The National Labor Relations Act (“NLRA”) is a series of federal laws that regulate employee-employer relationships. Though the NLRA is largely concerned with the regulation of labor unions, there are several provisions which protect all workers, regardless of union membership. Almost all private-sector workers are protected by the NLRA. The NLRA is enforced by the National Labor Relations Board (“NLRB”).
Protections Which Apply to All Employees Regardless of Union Membership
The NLRA protects all workers who engage in “concerted activity.” Essentially, the NLRA gives employees the right to act together to try and improve their pay and working conditions.
Generally, the requirement that the action be “concerted” means that two or more employees must be involved in the action.
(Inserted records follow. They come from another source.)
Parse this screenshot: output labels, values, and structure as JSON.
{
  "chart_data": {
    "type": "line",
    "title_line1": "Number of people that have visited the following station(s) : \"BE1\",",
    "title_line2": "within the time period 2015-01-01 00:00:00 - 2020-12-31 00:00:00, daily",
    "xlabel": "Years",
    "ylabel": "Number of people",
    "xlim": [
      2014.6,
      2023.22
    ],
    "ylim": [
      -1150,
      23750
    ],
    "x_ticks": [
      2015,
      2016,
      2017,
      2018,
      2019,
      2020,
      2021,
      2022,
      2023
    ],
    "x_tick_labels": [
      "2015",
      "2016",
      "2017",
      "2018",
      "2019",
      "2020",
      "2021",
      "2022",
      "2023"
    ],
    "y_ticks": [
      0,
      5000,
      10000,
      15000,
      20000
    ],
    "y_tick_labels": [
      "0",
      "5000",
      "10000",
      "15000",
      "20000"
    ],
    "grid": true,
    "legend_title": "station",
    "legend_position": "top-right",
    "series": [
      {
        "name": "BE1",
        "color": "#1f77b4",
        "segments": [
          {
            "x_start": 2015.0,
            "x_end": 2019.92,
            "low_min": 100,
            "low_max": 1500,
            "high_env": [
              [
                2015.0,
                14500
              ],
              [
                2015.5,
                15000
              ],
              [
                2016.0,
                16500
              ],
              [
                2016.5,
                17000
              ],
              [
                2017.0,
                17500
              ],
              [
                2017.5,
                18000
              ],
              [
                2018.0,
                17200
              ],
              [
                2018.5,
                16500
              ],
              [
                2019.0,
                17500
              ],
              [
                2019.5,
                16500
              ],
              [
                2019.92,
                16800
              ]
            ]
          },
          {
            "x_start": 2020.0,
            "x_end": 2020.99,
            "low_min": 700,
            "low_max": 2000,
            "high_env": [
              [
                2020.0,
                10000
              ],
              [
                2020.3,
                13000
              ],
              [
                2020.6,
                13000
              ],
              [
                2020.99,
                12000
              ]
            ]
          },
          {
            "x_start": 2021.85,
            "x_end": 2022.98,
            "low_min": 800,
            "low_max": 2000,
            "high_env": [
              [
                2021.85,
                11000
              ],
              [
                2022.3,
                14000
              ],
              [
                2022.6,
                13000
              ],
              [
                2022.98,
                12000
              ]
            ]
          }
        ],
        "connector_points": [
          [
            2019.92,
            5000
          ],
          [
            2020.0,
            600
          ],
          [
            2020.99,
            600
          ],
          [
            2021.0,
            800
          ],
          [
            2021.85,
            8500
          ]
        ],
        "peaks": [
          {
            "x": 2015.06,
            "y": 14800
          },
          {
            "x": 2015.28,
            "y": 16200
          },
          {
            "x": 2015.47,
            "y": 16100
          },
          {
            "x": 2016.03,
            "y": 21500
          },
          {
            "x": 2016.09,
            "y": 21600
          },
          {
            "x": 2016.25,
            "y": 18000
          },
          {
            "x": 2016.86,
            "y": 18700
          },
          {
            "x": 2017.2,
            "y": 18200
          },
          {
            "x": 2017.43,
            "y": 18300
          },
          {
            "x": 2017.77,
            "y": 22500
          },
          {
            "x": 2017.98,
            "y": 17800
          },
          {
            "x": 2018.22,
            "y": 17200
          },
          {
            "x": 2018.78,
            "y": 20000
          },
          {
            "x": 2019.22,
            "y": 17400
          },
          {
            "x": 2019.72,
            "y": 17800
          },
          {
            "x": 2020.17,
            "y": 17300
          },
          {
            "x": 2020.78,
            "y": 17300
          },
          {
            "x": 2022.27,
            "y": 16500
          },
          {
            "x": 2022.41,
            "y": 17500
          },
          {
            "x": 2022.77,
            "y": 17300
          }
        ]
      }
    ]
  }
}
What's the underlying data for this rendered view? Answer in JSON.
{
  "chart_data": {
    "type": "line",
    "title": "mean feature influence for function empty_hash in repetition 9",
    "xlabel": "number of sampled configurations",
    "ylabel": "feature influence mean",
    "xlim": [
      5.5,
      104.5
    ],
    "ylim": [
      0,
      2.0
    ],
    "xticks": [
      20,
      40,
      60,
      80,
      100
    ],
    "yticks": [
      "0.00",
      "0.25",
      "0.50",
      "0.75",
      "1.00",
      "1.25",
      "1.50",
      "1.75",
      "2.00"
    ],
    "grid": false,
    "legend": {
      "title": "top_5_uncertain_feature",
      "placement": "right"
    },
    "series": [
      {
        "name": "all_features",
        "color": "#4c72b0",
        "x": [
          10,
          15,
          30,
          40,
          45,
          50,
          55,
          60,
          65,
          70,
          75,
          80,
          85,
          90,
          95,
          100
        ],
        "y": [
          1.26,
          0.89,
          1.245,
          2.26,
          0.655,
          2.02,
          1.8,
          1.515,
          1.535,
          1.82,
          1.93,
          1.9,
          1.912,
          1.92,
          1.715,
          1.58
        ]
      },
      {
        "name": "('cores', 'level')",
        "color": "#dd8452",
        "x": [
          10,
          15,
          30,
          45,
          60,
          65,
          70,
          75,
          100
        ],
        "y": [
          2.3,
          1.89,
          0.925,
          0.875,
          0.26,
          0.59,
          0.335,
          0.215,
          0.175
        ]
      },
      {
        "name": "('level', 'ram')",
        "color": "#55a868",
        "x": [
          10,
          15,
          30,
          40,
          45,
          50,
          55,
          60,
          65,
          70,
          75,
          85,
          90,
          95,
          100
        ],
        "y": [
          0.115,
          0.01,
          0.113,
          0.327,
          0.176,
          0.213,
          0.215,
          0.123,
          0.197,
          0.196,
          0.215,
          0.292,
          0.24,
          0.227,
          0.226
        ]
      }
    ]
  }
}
However, this is not always the case, such as when an employee involves co-workers before acting or, when an employee acts on behalf of a group of co-workers. The action must also concern the terms or conditions of employment.
Both of these requirements are usually easily satisfied. The action does not have to be a formal attempt to unionize or otherwise bargain with the employer, in fact, the action does not even need to occur at the workplace to constitute protected concerted activity. For example, in a recent case the NLRB found protected concerted activity where five employees posted on Facebook status about a coworker’s complaint to the employer.
However, actions which do not seek to improve wages, terms or conditions of employment are likely not protected. Often, these types of actions are nothing more than previous grievances. For example, a Facebook post in which employees complain about the personal hygiene habits of a co-worker or supervisor does not concern wages, terms or conditions of work, it is merely a personal gripe, and is not protected concerted activity. Furthermore, actions are not protected if they are reckless or malicious. For example, employees who sabotage or destroy equipment, threaten violence, reveal trade secrets or spread lies about the employer’s product are not protected by the NLRA.
An employer may not discipline, demote, decrease wages or hours, fire, or take any other adverse action against an employee or employees who engage in protected concerted activity. The NLRB usually remedies violations against employees by reinstating fired or demoted employees and ordering back wages paid for the period in which the employee was unemployed
Other Employee Rights
Employees also have the right to join a union if one exists at the workplace, to refuse to join a union, to form a union if one does not exist at the workplace, or to decertify an existing union.
“Right to Work” vs. “At-Will.” What do these terms mean?
North Carolina is both a “right to work” and an “at-will” state. These terms are often misunderstood and incorrectly used interchangeably.
“Right to Work” means that workers in North Carolina cannot be excluded from work based on union membership. In technical terms, all employers in North Carolina are “open shops” meaning that they are open to both union and non-union employees. An employer in North Carolina cannot refuse to hire you, nor can they fire you, because you do not want to join a union or you are a member of a union. In non-“Right to Work” states, employers may have either “open shops” or “union shops.” Union shops require that all employees join and maintain union membership within a reasonable time of being hired. The Taft-Hartley Act made “closed shops” illegal. A closed shop refuses to hire any applicant who is not already a member of the union. “Right to work” does not mean that unions or union membership is illegal in North Carolina. The NLRA gives you the right to join, not to join or form a union without retaliation by your employer.
“At-will” means that the default employment contract in North Carolina can be terminated by either the employee or the employer for any reason, no reason, even a bad reason, so long as the reason is not illegal. Illegal reasons include racial discrimination, age discrimination, disability discrimination, sex discrimination, retaliation, harassment, and other reasons described on this site. “At-will” employment gives employees the freedom to quit their job at any time, but it also gives employers broad discretion to fire employees at any time.
The most common alternative to “at-will” is “just cause” employment, where an employer can only fire an employee for “just cause.” Usually the employer and the employee agree in a written contract the specific situations in which the “just cause” employee can be fired. In North Carolina, the default position is “at-will” which means that an employer can fire an employee for almost any reason or no reason unless they have another agreement in place.
“At will” employment is often misunderstood as having something to do with labor unions. This may be because labor unions often negotiate “just cause” agreements with an employer. Outside of that practical consideration, “at-will” employment has nothing to do with labor unions. A union employee may be “at-will” and a non-union employee may be “just cause” or vice versa. All that “at-will” really means is that both the employer and the employee can end the employment relationship for almost any reason.